結論:最初に生活防衛資金を優先し、投資は家計に無理のない金額から始めましょう。
まず1年分の収支を振り返る
1年目は引っ越し、家具家電、通勤用品などの初期費用が重なります。まず過去3か月から12か月の明細を見て、次の3つに分けます。
- 毎月必ず出る固定費:家賃、通信費、保険料、サブスク
- 月ごとに変わる生活費:食費、日用品、交際費
- 年に数回の特別費:帰省、旅行、税金、更新料、家電の買い替え
支出割合に万能な正解はありません。住む地域や家族構成で必要額が変わるため、「他人の理想比率」ではなく、自分の実績から予算を作ります。
2年目は住民税に注意する
個人住民税は、原則として前年の所得をもとに計算されます。給与からの特別徴収は通常6月から翌年5月までです。そのため、2年目の6月以降に手取りが減ることがあります。

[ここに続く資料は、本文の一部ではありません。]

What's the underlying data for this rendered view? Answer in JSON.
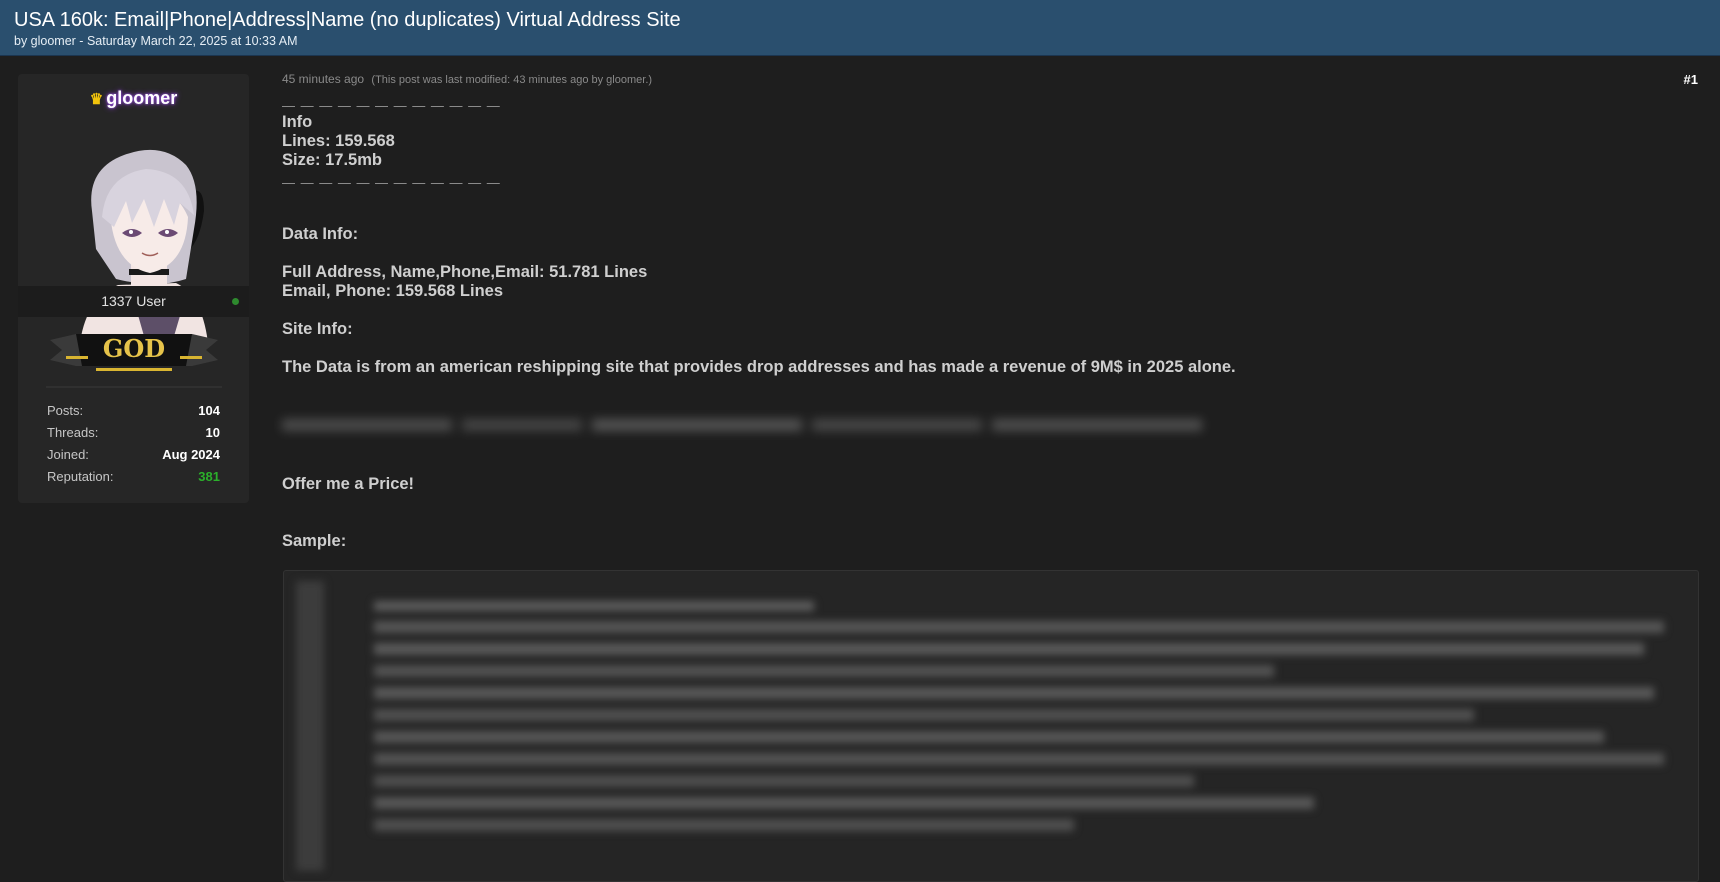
{
  "thread": {
    "title": "USA 160k: Email|Phone|Address|Name (no duplicates) Virtual Address Site",
    "byline": "by gloomer - Saturday March 22, 2025 at 10:33 AM"
  },
  "author": {
    "username": "gloomer",
    "user_title": "1337 User",
    "rank_label": "GOD",
    "status_color": "#2e8a2e",
    "stats": [
      {
        "label": "Posts:",
        "value": "104"
      },
      {
        "label": "Threads:",
        "value": "10"
      },
      {
        "label": "Joined:",
        "value": "Aug 2024"
      },
      {
        "label": "Reputation:",
        "value": "381"
      }
    ]
  },
  "post": {
    "time_ago": "45 minutes ago",
    "modified_note": "(This post was last modified: 43 minutes ago by gloomer.)",
    "number": "#1",
    "separator_top": "— — — — — — — — — — — —",
    "info_heading": "Info",
    "lines": "Lines: 159.568",
    "size": "Size:  17.5mb",
    "separator_bottom": " — — — — — — — — — — — —",
    "data_info_heading": "Data Info:",
    "data_info_1": "Full Address, Name,Phone,Email: 51.781 Lines",
    "data_info_2": "Email, Phone: 159.568 Lines",
    "site_info_heading": "Site Info:",
    "site_info_text": "The Data is from an american reshipping site that provides drop addresses and has made a revenue of 9M$ in 2025 alone.",
    "offer_text": "Offer me a Price!",
    "sample_heading": "Sample:"
  },
  "colors": {
    "header_bg": "#2a4f6e",
    "page_bg": "#1e1e1e",
    "reputation": "#2bb02b",
    "crown": "#f2c40c",
    "username_glow": "#8a3ad6"
  }
}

家計は額面給与ではなく、給与明細の差引支給額で設計しましょう。住民税決定通知書で実際の徴収額も確認します。
家計を立て直す3ステップ
1.固定費を1項目ずつ見直す
通信プラン、利用していないサブスク、重複した保険を確認します。保険は解約を先に決めず、勤務先の共済制度や必要な保障を確認してから判断します。
2.給与日に自動で取り分ける
生活費口座と貯蓄用口座を分け、給与日直後に無理のない定額を移します。少額でも、残ったら貯める方法より継続しやすくなります。
3.貯蓄と投資の順序を決める
まずは急な失業や病気、大きな出費に備える生活防衛資金を預貯金で確保します。目安は月収ではなく、必要生活費の3〜6か月分を基準に、家族や働き方に合わせて調整します。その後、当面使わない余裕資金で長期・積立・分散投資を検討します。
よくある質問
Q.2年目からでも貯金は間に合いますか?
間に合います。先に大きな目標額を置くより、すぐに続けられる自動積立を始め、3か月ごとに金額を見直す方が現実的です。
Q.ボーナスで一気に取り戻すべきですか?
ボーナス全額を前提にすると、減額時に計画が崩れます。年間支出を先に取り分け、残りを生活防衛資金や目的別貯蓄に回しましょう。
参考・出典
本記事は一般的な情報提供を目的としています。税額や使用できる制度は個人の状況・所属先・居住地で異なるため、最新の通知や公的機関の情報をご確認ください。